In the Indian epic Ramayana, the hero Rama confronted an adversary who had won a boon that gave him half the strength of any enemy who opposed him. The story depicts ancient knowledge that we energize the enemy by opposing him, as the USA and USSR energized each other to the ridiculous extent of producing 70,000 nuclear weapons through decades of mutually assured destruction. Martin Luther circumvented this principle by founding a whole new religion rather than trying to battle the irrational superstition of the Catholic Church head on.
One important aim of European science was to replace superstition with rationality and it made remarkable progress in doing so. The very word “scientific” has come to be regarded as synonymous with rationality and truth devoid of superstition. But superstition survives even the rise of modern science and returns in new disguise. It survives in the form of authority, tradition and seniority that resist rationality, independence, original thinking, even within institutions of science and academia. Over time science has ousted religion and replaced it on the throne of social status. The scientist has become the hero, the ideal. All thinking must now be ‘scientific’ – a most laudable aim. Unfortunately, in the process, science as a human undertaking has come to function on the basis of authority and self-interest, rather than on the basis of pure rationality. A former President of an academy of sciences appreciating the views spoken by a much younger man, expressed the wish that these ideas be spoken by some famous scientist, for only then they would receive the attention they deserve. British biologist Rupert Sheldrake conducted innumerable experiments and submitted documentary evidence to support his theories. In response, an editor of Nature refused to even examine the evidence, because it challenged established theory in the field. As capitalism has adopted the methods of communism to combat its opponent, science has unwittingly succumbed to the very disease it chose to fight.

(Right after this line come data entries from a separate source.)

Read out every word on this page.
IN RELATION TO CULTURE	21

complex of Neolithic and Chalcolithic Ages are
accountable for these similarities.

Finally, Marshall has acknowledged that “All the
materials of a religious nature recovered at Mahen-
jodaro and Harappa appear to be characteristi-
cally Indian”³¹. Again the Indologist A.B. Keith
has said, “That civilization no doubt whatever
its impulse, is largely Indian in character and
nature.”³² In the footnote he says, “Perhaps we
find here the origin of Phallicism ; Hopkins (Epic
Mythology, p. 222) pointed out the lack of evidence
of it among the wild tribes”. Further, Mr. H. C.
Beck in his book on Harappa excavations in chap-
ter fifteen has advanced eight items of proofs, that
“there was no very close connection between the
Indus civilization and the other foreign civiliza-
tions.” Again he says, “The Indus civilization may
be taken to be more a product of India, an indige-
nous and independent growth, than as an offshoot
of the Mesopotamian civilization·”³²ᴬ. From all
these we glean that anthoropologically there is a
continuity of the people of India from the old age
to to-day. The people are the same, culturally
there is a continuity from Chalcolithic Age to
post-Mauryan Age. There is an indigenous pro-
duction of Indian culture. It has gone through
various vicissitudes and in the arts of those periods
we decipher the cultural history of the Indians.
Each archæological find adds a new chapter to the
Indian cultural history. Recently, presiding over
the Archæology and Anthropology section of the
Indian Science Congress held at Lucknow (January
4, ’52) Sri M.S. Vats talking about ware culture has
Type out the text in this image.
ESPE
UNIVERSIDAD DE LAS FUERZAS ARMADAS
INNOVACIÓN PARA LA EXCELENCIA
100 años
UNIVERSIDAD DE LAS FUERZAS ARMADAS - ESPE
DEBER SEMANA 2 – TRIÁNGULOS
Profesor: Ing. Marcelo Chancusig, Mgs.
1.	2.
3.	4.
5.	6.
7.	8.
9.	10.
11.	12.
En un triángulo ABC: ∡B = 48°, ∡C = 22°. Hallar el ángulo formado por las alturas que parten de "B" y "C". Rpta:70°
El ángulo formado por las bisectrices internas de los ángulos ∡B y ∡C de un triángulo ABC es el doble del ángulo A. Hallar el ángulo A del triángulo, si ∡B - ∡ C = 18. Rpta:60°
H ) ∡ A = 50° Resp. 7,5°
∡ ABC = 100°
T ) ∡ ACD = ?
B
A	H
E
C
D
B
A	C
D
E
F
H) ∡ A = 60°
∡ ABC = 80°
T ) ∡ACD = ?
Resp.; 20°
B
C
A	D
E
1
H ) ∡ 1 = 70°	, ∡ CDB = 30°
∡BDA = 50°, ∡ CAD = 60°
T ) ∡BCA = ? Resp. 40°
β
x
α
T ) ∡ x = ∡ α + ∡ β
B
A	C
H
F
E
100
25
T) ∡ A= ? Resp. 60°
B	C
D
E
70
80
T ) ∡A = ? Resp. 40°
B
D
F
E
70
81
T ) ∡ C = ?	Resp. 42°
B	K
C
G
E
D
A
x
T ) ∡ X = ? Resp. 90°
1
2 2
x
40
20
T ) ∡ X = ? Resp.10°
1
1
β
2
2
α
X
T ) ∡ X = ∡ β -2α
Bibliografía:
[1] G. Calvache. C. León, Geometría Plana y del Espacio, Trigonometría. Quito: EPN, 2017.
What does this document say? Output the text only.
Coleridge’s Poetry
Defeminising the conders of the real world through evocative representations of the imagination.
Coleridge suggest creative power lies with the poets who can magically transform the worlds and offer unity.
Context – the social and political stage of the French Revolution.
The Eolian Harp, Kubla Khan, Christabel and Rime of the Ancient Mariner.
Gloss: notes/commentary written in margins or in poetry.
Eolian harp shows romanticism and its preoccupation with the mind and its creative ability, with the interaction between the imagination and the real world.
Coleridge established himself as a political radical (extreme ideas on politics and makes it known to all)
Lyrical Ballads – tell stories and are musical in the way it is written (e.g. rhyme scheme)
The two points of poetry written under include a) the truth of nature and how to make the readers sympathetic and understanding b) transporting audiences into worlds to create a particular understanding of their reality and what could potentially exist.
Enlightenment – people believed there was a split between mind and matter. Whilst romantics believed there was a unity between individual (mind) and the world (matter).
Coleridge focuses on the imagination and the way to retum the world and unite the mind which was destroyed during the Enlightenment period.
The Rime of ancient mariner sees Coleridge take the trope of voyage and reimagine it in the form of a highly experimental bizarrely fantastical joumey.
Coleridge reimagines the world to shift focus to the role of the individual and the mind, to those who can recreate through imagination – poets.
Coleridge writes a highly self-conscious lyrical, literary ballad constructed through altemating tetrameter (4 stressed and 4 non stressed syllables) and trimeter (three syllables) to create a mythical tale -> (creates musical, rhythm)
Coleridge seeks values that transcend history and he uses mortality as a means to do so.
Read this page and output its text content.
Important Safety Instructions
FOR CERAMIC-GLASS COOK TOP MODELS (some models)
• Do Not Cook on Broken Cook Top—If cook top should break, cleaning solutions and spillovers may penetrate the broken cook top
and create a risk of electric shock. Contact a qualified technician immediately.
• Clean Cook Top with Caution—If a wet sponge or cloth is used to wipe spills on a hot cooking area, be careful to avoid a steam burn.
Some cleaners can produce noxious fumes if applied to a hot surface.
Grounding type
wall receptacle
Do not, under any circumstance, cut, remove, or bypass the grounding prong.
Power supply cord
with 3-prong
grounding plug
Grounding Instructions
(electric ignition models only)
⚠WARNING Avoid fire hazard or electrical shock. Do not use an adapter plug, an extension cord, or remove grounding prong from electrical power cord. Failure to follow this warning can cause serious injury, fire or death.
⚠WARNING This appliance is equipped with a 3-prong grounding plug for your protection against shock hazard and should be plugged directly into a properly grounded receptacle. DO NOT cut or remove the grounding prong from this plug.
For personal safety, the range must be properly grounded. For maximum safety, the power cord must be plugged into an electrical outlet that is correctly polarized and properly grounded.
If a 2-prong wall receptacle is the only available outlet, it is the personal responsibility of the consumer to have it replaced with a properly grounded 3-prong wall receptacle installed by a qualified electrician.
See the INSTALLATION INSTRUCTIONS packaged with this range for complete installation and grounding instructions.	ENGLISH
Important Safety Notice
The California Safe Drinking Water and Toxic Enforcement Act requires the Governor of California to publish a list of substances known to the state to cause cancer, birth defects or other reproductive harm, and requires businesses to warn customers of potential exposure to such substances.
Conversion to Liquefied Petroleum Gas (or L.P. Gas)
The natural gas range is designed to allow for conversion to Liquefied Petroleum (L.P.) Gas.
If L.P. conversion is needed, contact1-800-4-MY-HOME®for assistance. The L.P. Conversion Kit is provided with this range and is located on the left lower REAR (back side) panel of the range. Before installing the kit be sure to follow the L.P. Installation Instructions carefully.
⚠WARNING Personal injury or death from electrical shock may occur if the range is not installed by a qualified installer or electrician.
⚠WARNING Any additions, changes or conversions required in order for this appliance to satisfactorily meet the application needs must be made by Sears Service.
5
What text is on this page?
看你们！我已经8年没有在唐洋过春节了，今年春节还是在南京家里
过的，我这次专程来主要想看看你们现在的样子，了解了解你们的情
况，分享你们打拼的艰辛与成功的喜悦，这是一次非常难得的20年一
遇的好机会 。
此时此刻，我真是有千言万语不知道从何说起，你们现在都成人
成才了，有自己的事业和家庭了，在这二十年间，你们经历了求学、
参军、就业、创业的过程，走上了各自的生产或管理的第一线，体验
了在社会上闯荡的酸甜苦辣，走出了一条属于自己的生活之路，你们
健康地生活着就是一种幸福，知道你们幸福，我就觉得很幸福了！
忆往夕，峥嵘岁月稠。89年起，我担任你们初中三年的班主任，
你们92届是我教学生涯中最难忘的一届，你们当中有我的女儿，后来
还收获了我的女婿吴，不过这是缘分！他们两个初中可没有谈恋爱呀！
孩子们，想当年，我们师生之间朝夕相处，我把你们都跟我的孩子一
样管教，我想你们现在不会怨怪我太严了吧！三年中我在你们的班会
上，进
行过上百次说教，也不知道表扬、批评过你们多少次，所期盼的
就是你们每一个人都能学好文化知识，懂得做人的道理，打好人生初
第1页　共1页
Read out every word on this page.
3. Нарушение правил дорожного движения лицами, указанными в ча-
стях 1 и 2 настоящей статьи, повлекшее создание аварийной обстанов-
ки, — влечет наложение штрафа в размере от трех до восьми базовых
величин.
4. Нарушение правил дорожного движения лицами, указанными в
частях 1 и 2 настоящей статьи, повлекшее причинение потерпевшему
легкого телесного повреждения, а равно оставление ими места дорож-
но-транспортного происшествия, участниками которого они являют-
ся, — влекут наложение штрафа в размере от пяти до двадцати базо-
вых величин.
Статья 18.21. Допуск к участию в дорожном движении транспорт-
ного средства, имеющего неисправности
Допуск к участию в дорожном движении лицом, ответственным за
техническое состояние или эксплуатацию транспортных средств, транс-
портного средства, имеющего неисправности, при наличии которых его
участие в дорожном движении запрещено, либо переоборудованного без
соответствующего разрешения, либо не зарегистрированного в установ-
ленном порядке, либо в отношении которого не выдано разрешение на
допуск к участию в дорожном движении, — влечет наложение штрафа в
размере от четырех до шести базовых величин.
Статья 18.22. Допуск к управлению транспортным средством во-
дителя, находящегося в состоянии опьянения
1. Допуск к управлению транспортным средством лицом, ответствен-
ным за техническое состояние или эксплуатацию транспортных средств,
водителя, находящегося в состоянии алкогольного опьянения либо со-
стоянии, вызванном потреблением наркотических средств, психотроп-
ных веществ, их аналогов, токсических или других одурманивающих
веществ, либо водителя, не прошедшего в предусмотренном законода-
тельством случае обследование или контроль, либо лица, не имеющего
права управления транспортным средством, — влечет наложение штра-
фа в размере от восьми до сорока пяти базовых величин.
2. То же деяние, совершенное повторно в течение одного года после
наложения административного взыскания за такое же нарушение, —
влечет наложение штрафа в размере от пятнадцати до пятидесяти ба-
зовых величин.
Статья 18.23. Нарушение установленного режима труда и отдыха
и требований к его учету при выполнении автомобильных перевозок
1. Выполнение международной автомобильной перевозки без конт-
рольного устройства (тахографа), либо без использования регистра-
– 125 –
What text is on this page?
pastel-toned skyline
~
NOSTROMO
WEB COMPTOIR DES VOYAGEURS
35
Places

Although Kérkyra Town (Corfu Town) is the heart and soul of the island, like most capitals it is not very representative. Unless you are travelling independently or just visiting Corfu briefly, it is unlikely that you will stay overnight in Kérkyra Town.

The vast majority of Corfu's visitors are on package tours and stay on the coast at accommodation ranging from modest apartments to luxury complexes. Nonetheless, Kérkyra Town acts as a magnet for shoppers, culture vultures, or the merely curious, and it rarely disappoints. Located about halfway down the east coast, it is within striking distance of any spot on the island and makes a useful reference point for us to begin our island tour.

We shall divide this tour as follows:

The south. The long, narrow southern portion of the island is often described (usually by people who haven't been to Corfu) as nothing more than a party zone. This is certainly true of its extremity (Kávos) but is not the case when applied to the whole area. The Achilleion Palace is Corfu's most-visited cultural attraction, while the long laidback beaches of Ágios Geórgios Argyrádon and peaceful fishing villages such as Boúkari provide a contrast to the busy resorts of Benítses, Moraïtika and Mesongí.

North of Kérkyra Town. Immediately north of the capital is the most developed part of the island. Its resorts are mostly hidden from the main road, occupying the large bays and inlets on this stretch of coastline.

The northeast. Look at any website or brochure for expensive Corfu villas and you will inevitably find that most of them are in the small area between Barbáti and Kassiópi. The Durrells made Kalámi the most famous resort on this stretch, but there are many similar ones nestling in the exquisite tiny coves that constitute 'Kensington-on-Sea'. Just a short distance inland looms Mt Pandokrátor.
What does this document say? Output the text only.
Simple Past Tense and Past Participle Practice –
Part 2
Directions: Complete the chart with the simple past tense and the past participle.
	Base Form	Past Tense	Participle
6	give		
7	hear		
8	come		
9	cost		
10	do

The wider the perspective, the more rational. Rejecting contrary views implies rejecting aspects of a greater truth. The current conflict between neoliberalism, Keynesianism and ecological economics tends to overlook the fact that all three represent valid aspects of a greater truth – freedom for individual initiative, regulation to promote equity and protection of the environment are not opposites. Rather, they are all essential aspects of a complete formula for sustainable development. Specialization of science has not only led to fragmentation of disciplines, but also to organization of non-facts into valid theories. Employment is part of economics and economics is part of society. If economics is studied as an integrated dimension of society, not in isolation as a collection of statistics, there will no longer be any unemployment.Honor human beings in this century of the Individual, respect society for its greatness, guarantee people’s fundamental rights, and economic crisis will disappear. There is no virtue in being irrational or superstitious.Science has the value of being rational and true. The problems of the world are of self-inflicted blindness, like the six blind men who sought to describe the elephant in a bygone era.